De arbeiders slapen met hun twaalven in stapelbedden in kleine zalen, delen de toiletten met de bewoners van andere zalen, en eten in een kantine. Meestal weten de arbeiders niets van de mensen met wie ze samen werken en met wie ze op een kamer wonen. Ze vinden het heel gewoon dat iemand die de ene nacht in een stapelbed naast hen slaapt er de volgende dag niet meer is.
Alles draait om het salaris. En om het geld dat naar huis gestuurd kan worden, naar de ouders en de broers en zussen op het platteland. “Wanneer je een meisje van een andere fabriek ontmoette, taxeerde je haar in een oogopslag. ‘Van welk jaar ben je?’ vroeg je aan elkaar, alsof het niet om mensen ging maar om auto’s. ‘Hoeveel per maand? Met kost en inwoning? Hoeveel voor overwerk?’Daarna vroeg je misschien uit welke provincie ze kwam. Haar naam vroeg je niet.”
Leslie Chang is zelf afkomstig uit een migranten gezin. Toen in China de communisten aan de macht kwamen, vertokken haar ouders naar Taiwan en later emigreerden zij naar Amerika. Na haar afstuderen verhuisde Chang naar het buitenland en ging net als de Chinese migranten om de paar jaar naar huis om haar familie te zien. In 2004 was zij voor het eerst in Dongguan. Over de migratie en de zware omstandigheden in de fabrieken is al vaak geschreven. Maar Chang wilde schrijven over hoe de werknemers zelf over de migratie dachten. En zij was vooral geïnteresseerd in de vrouwen. In Dongguan, werken vooral jongeren en ongeschoolden en ongeveer 70% van de arbeiders is van het vrouwelijk geslacht. In de volgende twee jaar bracht Chang elke maand een of twee weken in Dongguan door en kwam in contact met vrouwen die haar hun verhaal vertelden.Twee vrouwen leerde zij goed kennen: de zestienjarige Min en de twintigjarige Chunming. Zij volgt hen bijna drie jaar en vertelt op een meeslepende wijze over hun pogingen om hogerop te komen. Zij zijn beiden zeer ambitieus.
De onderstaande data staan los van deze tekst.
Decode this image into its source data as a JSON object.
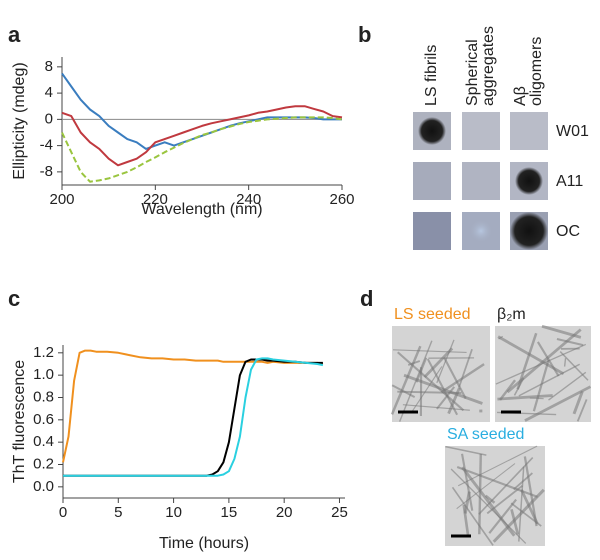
{
  "panel_labels": [
    "a",
    "b",
    "c",
    "d"
  ],
  "chart_data": [
    {
      "type": "line",
      "xlabel": "Wavelength (nm)",
      "ylabel": "Ellipticity (mdeg)",
      "x": [
        200,
        202,
        204,
        206,
        208,
        210,
        212,
        214,
        216,
        218,
        220,
        222,
        224,
        226,
        228,
        230,
        232,
        234,
        236,
        238,
        240,
        242,
        244,
        246,
        248,
        250,
        252,
        254,
        256,
        258,
        260
      ],
      "xlim": [
        200,
        260
      ],
      "xticks": [
        200,
        220,
        240,
        260
      ],
      "ylim": [
        -10,
        9.5
      ],
      "yticks": [
        -8,
        -4,
        0,
        4,
        8
      ],
      "zero_line": true,
      "series": [
        {
          "color": "#3a7dbf",
          "values": [
            7,
            5,
            3,
            1.5,
            0.5,
            -1,
            -2,
            -3,
            -3.5,
            -4.5,
            -4,
            -3.5,
            -4,
            -3.5,
            -3,
            -2.5,
            -2,
            -1.5,
            -1,
            -0.6,
            -0.3,
            0,
            0.3,
            0.3,
            0.3,
            0.3,
            0.3,
            0.2,
            0,
            0,
            0
          ]
        },
        {
          "color": "#c0393f",
          "values": [
            1,
            0.5,
            -2,
            -3.5,
            -4.5,
            -6,
            -7,
            -6.5,
            -6,
            -5,
            -3.5,
            -3,
            -2.5,
            -2,
            -1.5,
            -1,
            -0.6,
            -0.3,
            0,
            0.3,
            0.6,
            1,
            1.2,
            1.5,
            1.8,
            2,
            2,
            1.6,
            1.2,
            0.5,
            0.3
          ]
        },
        {
          "color": "#9ac53f",
          "dashed": true,
          "values": [
            -2,
            -5,
            -8,
            -9.5,
            -9.3,
            -9,
            -8.5,
            -8,
            -7.3,
            -6.5,
            -5.8,
            -5,
            -4.3,
            -3.6,
            -3,
            -2.4,
            -2,
            -1.5,
            -1.1,
            -0.7,
            -0.4,
            -0.2,
            0,
            0.1,
            0.2,
            0.3,
            0.3,
            0.3,
            0.3,
            0.2,
            0
          ]
        }
      ]
    },
    {
      "type": "line",
      "xlabel": "Time (hours)",
      "ylabel": "ThT fluorescence",
      "x": [
        0,
        0.5,
        1,
        1.5,
        2,
        2.5,
        3,
        4,
        5,
        6,
        7,
        8,
        9,
        10,
        11,
        12,
        13,
        13.5,
        14,
        14.5,
        15,
        15.5,
        16,
        16.5,
        17,
        17.5,
        18,
        18.5,
        19,
        20,
        21,
        22,
        23,
        23.5
      ],
      "xlim": [
        0,
        25.5
      ],
      "xticks": [
        0,
        5,
        10,
        15,
        20,
        25
      ],
      "ylim": [
        -0.1,
        1.27
      ],
      "yticks": [
        {
          "value": 0,
          "label": "0.0"
        },
        0.2,
        0.4,
        0.6,
        0.8,
        {
          "value": 1,
          "label": "1.0"
        },
        1.2
      ],
      "series": [
        {
          "color": "#f0901e",
          "values": [
            0.22,
            0.45,
            0.95,
            1.2,
            1.22,
            1.22,
            1.21,
            1.21,
            1.2,
            1.18,
            1.16,
            1.15,
            1.15,
            1.14,
            1.14,
            1.13,
            1.13,
            1.13,
            1.13,
            1.12,
            1.12,
            1.12,
            1.12,
            1.12,
            1.12,
            1.12,
            1.12,
            1.11,
            1.12,
            1.11,
            1.11,
            1.11,
            1.11,
            1.1
          ]
        },
        {
          "color": "#000000",
          "values": [
            0.1,
            0.1,
            0.1,
            0.1,
            0.1,
            0.1,
            0.1,
            0.1,
            0.1,
            0.1,
            0.1,
            0.1,
            0.1,
            0.1,
            0.1,
            0.1,
            0.1,
            0.11,
            0.14,
            0.22,
            0.4,
            0.7,
            1.0,
            1.12,
            1.14,
            1.14,
            1.14,
            1.13,
            1.13,
            1.12,
            1.12,
            1.11,
            1.11,
            1.11
          ]
        },
        {
          "color": "#2ad0e0",
          "values": [
            0.1,
            0.1,
            0.1,
            0.1,
            0.1,
            0.1,
            0.1,
            0.1,
            0.1,
            0.1,
            0.1,
            0.1,
            0.1,
            0.1,
            0.1,
            0.1,
            0.1,
            0.1,
            0.1,
            0.11,
            0.14,
            0.25,
            0.45,
            0.8,
            1.05,
            1.14,
            1.15,
            1.15,
            1.14,
            1.13,
            1.12,
            1.11,
            1.1,
            1.09
          ]
        }
      ]
    }
  ],
  "blot": {
    "columns": [
      [
        "LS fibrils"
      ],
      [
        "Spherical",
        "aggregates"
      ],
      [
        "Aβ",
        "oligomers"
      ]
    ],
    "rows": [
      "W01",
      "A11",
      "OC"
    ]
  },
  "micrographs": [
    "LS seeded",
    "β₂m",
    "SA seeded"
  ]
}
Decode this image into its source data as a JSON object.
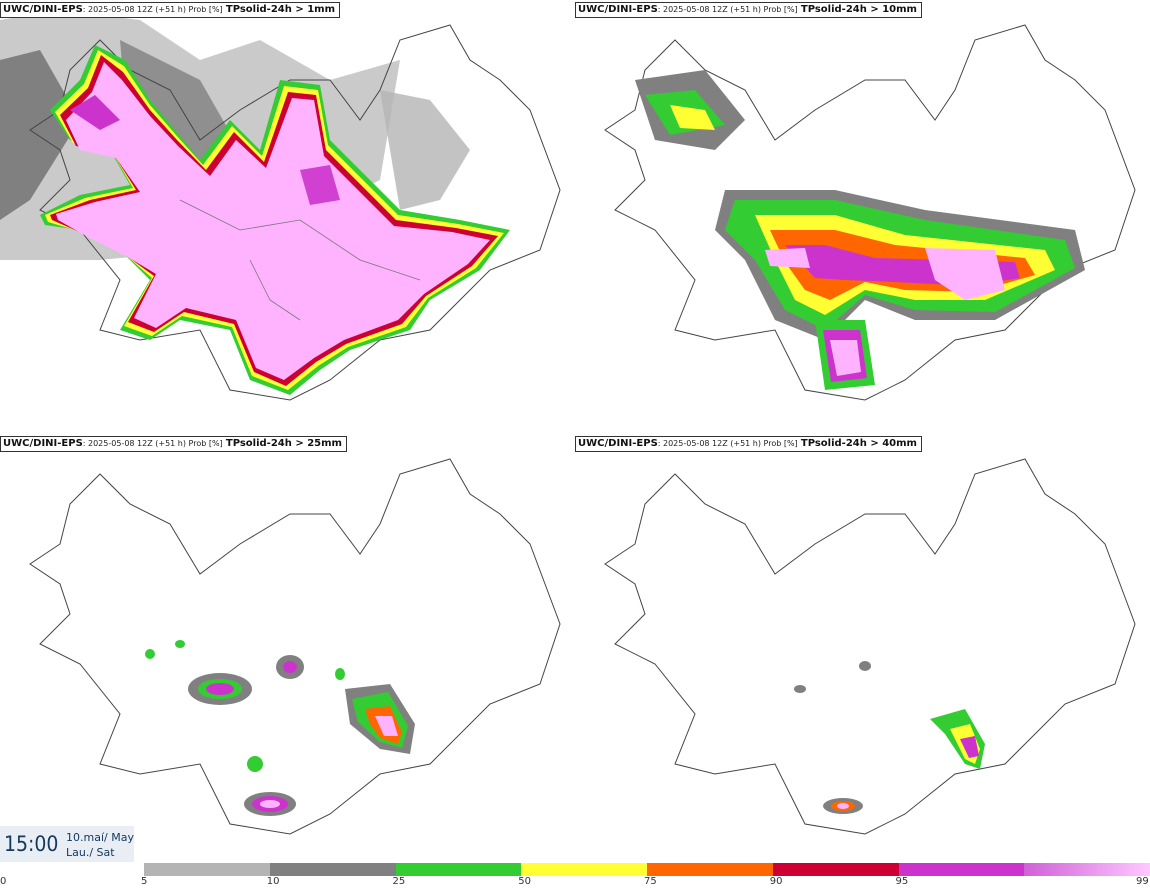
{
  "panels": [
    {
      "model": "UWC/DINI-EPS",
      "meta": ": 2025-05-08 12Z (+51 h) Prob [%]",
      "param": "TPsolid-24h > 1mm"
    },
    {
      "model": "UWC/DINI-EPS",
      "meta": ": 2025-05-08 12Z (+51 h) Prob [%]",
      "param": "TPsolid-24h > 10mm"
    },
    {
      "model": "UWC/DINI-EPS",
      "meta": ": 2025-05-08 12Z (+51 h) Prob [%]",
      "param": "TPsolid-24h > 25mm"
    },
    {
      "model": "UWC/DINI-EPS",
      "meta": ": 2025-05-08 12Z (+51 h) Prob [%]",
      "param": "TPsolid-24h > 40mm"
    }
  ],
  "valid_time": {
    "time": "15:00",
    "date_line1": "10.maí/ May",
    "date_line2": "Lau./ Sat"
  },
  "legend": {
    "ticks": [
      "0",
      "5",
      "10",
      "25",
      "50",
      "75",
      "90",
      "95",
      "99"
    ],
    "colors": [
      "#b4b4b4",
      "#808080",
      "#33cc33",
      "#ffff33",
      "#ff6600",
      "#cc0033",
      "#cc33cc",
      "#ffb3ff"
    ]
  }
}
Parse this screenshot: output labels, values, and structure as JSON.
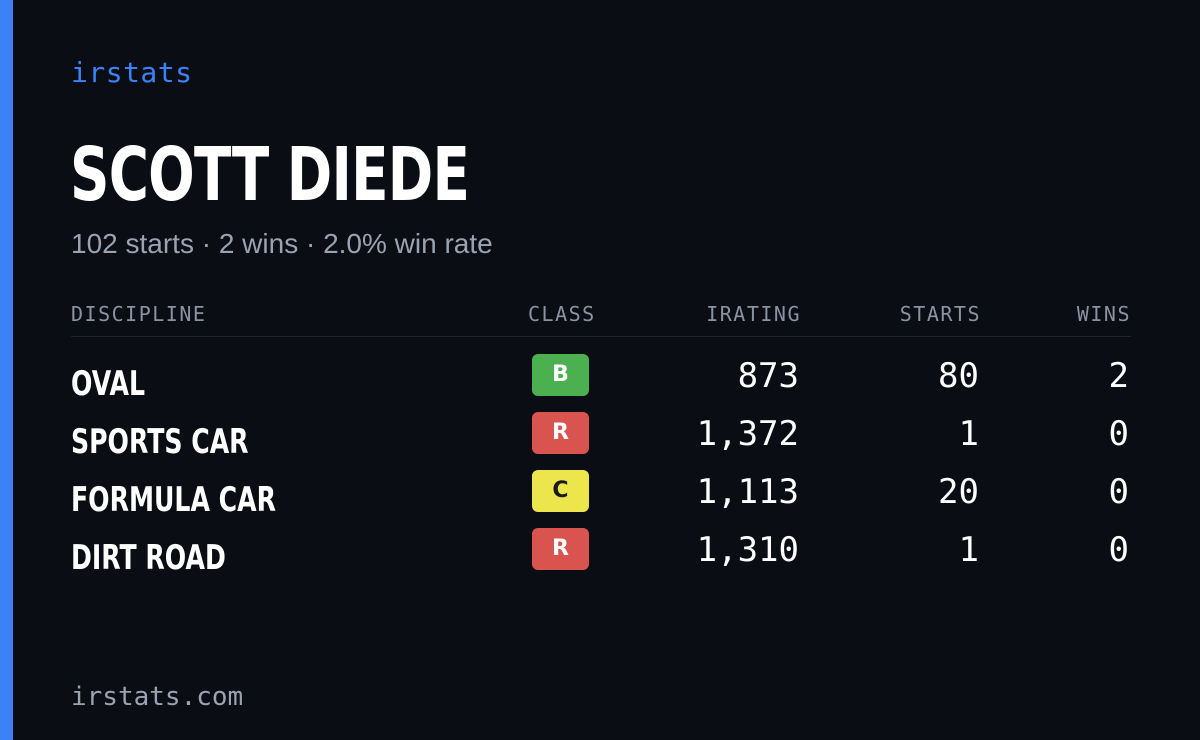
{
  "brand": "irstats",
  "driver": {
    "name": "SCOTT DIEDE",
    "summary": "102 starts · 2 wins · 2.0% win rate"
  },
  "table": {
    "headers": {
      "discipline": "DISCIPLINE",
      "class": "CLASS",
      "irating": "IRATING",
      "starts": "STARTS",
      "wins": "WINS"
    },
    "rows": [
      {
        "discipline": "OVAL",
        "class": "B",
        "class_color": "#4caf50",
        "class_text_color": "#ffffff",
        "irating": "873",
        "starts": "80",
        "wins": "2"
      },
      {
        "discipline": "SPORTS CAR",
        "class": "R",
        "class_color": "#d9534f",
        "class_text_color": "#ffffff",
        "irating": "1,372",
        "starts": "1",
        "wins": "0"
      },
      {
        "discipline": "FORMULA CAR",
        "class": "C",
        "class_color": "#ece54b",
        "class_text_color": "#1a1a1a",
        "irating": "1,113",
        "starts": "20",
        "wins": "0"
      },
      {
        "discipline": "DIRT ROAD",
        "class": "R",
        "class_color": "#d9534f",
        "class_text_color": "#ffffff",
        "irating": "1,310",
        "starts": "1",
        "wins": "0"
      }
    ]
  },
  "footer": "irstats.com",
  "colors": {
    "accent": "#3b82f6",
    "background": "#0b0d14",
    "muted_text": "#9aa3b2"
  }
}
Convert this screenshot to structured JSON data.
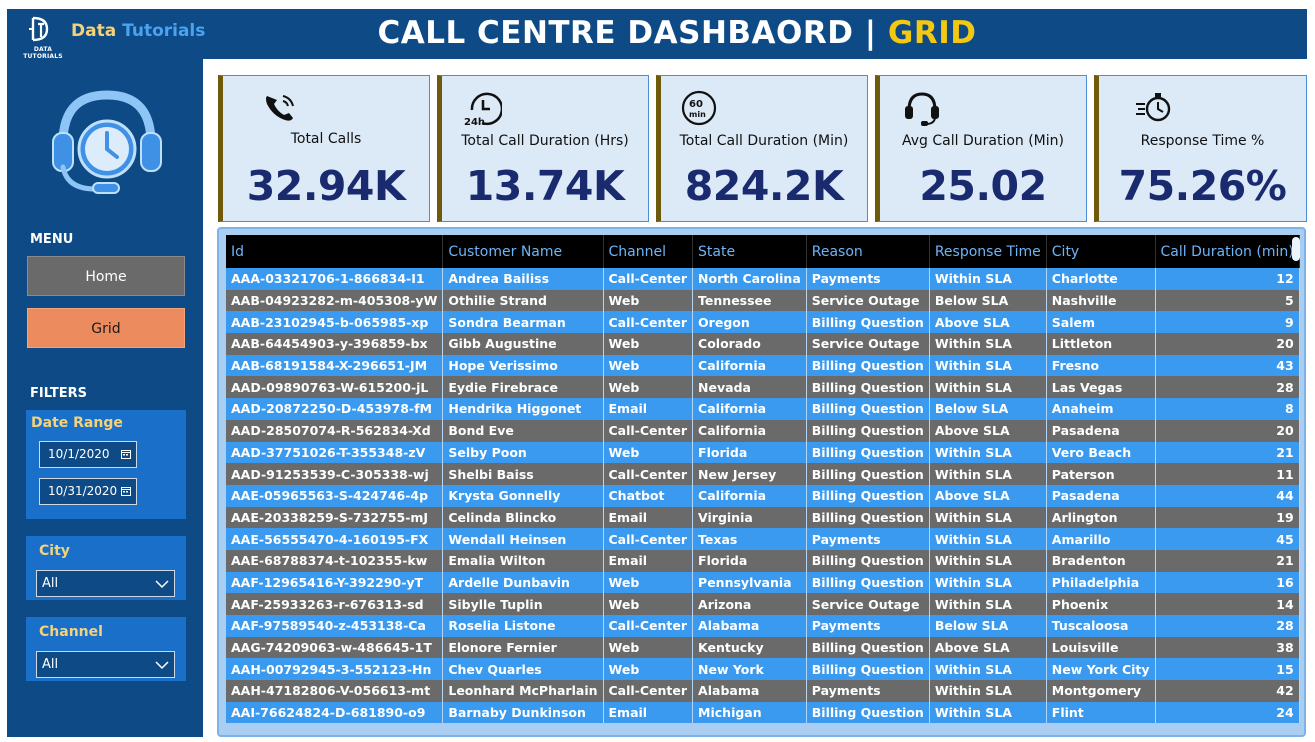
{
  "header": {
    "brand_small": "DATA TUTORIALS",
    "brand_part1": "Data",
    "brand_part2": "Tutorials",
    "title_main": "CALL CENTRE DASHBAORD | ",
    "title_accent": "GRID",
    "colors": {
      "header_bg": "#0d4a86",
      "accent_yellow": "#f2c812"
    }
  },
  "sidebar": {
    "menu_label": "MENU",
    "home_label": "Home",
    "grid_label": "Grid",
    "filters_label": "FILTERS",
    "date_range": {
      "title": "Date Range",
      "start": "10/1/2020",
      "end": "10/31/2020"
    },
    "city": {
      "title": "City",
      "value": "All"
    },
    "channel": {
      "title": "Channel",
      "value": "All"
    },
    "colors": {
      "active_nav": "#eb8b5e",
      "inactive_nav": "#6a6a6a"
    }
  },
  "kpis": [
    {
      "icon": "phone-icon",
      "label": "Total Calls",
      "value": "32.94K"
    },
    {
      "icon": "24h-clock-icon",
      "label": "Total Call Duration (Hrs)",
      "value": "13.74K"
    },
    {
      "icon": "60min-timer-icon",
      "label": "Total Call Duration (Min)",
      "value": "824.2K"
    },
    {
      "icon": "headset-icon",
      "label": "Avg Call Duration (Min)",
      "value": "25.02"
    },
    {
      "icon": "fast-stopwatch-icon",
      "label": "Response Time %",
      "value": "75.26%"
    }
  ],
  "table": {
    "columns": [
      "Id",
      "Customer Name",
      "Channel",
      "State",
      "Reason",
      "Response Time",
      "City",
      "Call Duration (min)"
    ],
    "rows": [
      [
        "AAA-03321706-1-866834-I1",
        "Andrea Bailiss",
        "Call-Center",
        "North Carolina",
        "Payments",
        "Within SLA",
        "Charlotte",
        "12"
      ],
      [
        "AAB-04923282-m-405308-yW",
        "Othilie Strand",
        "Web",
        "Tennessee",
        "Service Outage",
        "Below SLA",
        "Nashville",
        "5"
      ],
      [
        "AAB-23102945-b-065985-xp",
        "Sondra Bearman",
        "Call-Center",
        "Oregon",
        "Billing Question",
        "Above SLA",
        "Salem",
        "9"
      ],
      [
        "AAB-64454903-y-396859-bx",
        "Gibb Augustine",
        "Web",
        "Colorado",
        "Service Outage",
        "Within SLA",
        "Littleton",
        "20"
      ],
      [
        "AAB-68191584-X-296651-JM",
        "Hope Verissimo",
        "Web",
        "California",
        "Billing Question",
        "Within SLA",
        "Fresno",
        "43"
      ],
      [
        "AAD-09890763-W-615200-jL",
        "Eydie Firebrace",
        "Web",
        "Nevada",
        "Billing Question",
        "Within SLA",
        "Las Vegas",
        "28"
      ],
      [
        "AAD-20872250-D-453978-fM",
        "Hendrika Higgonet",
        "Email",
        "California",
        "Billing Question",
        "Below SLA",
        "Anaheim",
        "8"
      ],
      [
        "AAD-28507074-R-562834-Xd",
        "Bond Eve",
        "Call-Center",
        "California",
        "Billing Question",
        "Above SLA",
        "Pasadena",
        "20"
      ],
      [
        "AAD-37751026-T-355348-zV",
        "Selby Poon",
        "Web",
        "Florida",
        "Billing Question",
        "Within SLA",
        "Vero Beach",
        "21"
      ],
      [
        "AAD-91253539-C-305338-wj",
        "Shelbi Baiss",
        "Call-Center",
        "New Jersey",
        "Billing Question",
        "Within SLA",
        "Paterson",
        "11"
      ],
      [
        "AAE-05965563-S-424746-4p",
        "Krysta Gonnelly",
        "Chatbot",
        "California",
        "Billing Question",
        "Above SLA",
        "Pasadena",
        "44"
      ],
      [
        "AAE-20338259-S-732755-mJ",
        "Celinda Blincko",
        "Email",
        "Virginia",
        "Billing Question",
        "Within SLA",
        "Arlington",
        "19"
      ],
      [
        "AAE-56555470-4-160195-FX",
        "Wendall Heinsen",
        "Call-Center",
        "Texas",
        "Payments",
        "Within SLA",
        "Amarillo",
        "45"
      ],
      [
        "AAE-68788374-t-102355-kw",
        "Emalia Wilton",
        "Email",
        "Florida",
        "Billing Question",
        "Within SLA",
        "Bradenton",
        "21"
      ],
      [
        "AAF-12965416-Y-392290-yT",
        "Ardelle Dunbavin",
        "Web",
        "Pennsylvania",
        "Billing Question",
        "Within SLA",
        "Philadelphia",
        "16"
      ],
      [
        "AAF-25933263-r-676313-sd",
        "Sibylle Tuplin",
        "Web",
        "Arizona",
        "Service Outage",
        "Within SLA",
        "Phoenix",
        "14"
      ],
      [
        "AAF-97589540-z-453138-Ca",
        "Roselia Listone",
        "Call-Center",
        "Alabama",
        "Payments",
        "Below SLA",
        "Tuscaloosa",
        "28"
      ],
      [
        "AAG-74209063-w-486645-1T",
        "Elonore Fernier",
        "Web",
        "Kentucky",
        "Billing Question",
        "Above SLA",
        "Louisville",
        "38"
      ],
      [
        "AAH-00792945-3-552123-Hn",
        "Chev Quarles",
        "Web",
        "New York",
        "Billing Question",
        "Within SLA",
        "New York City",
        "15"
      ],
      [
        "AAH-47182806-V-056613-mt",
        "Leonhard McPharlain",
        "Call-Center",
        "Alabama",
        "Payments",
        "Within SLA",
        "Montgomery",
        "42"
      ],
      [
        "AAI-76624824-D-681890-o9",
        "Barnaby Dunkinson",
        "Email",
        "Michigan",
        "Billing Question",
        "Within SLA",
        "Flint",
        "24"
      ]
    ],
    "colors": {
      "row_odd": "#3a9af0",
      "row_even": "#6a6a6a",
      "header_bg": "#000000",
      "header_text": "#6db4f7"
    }
  }
}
Maar Leslie Chang gaat in haar boek “Fabrieksmeisjes” ook op zoek naar de wortels van haar eigen familie. Zij verweeft de migratiegeschiedenis van haar eigen familie met het verhaal van de twee jonge plattelandsvrouwen die naar de stad getrokken zijn.
Zijn de fabrieksmeisjes de moderne slaven? De meisjes zelf vinden dat de stad en de fabriek hen nieuwe kansen biedt. Ze kunnen nu hun lot in eigen hand nemen. De stad biedt een kans om aan het boerenbestaan te ontkomen. Door het geld dat ze naar huis sturen ondersteunen zij hun ouders. Vaak wordt het opgestuurde geld ook gebruikt om jongere broers en zussen te laten studeren.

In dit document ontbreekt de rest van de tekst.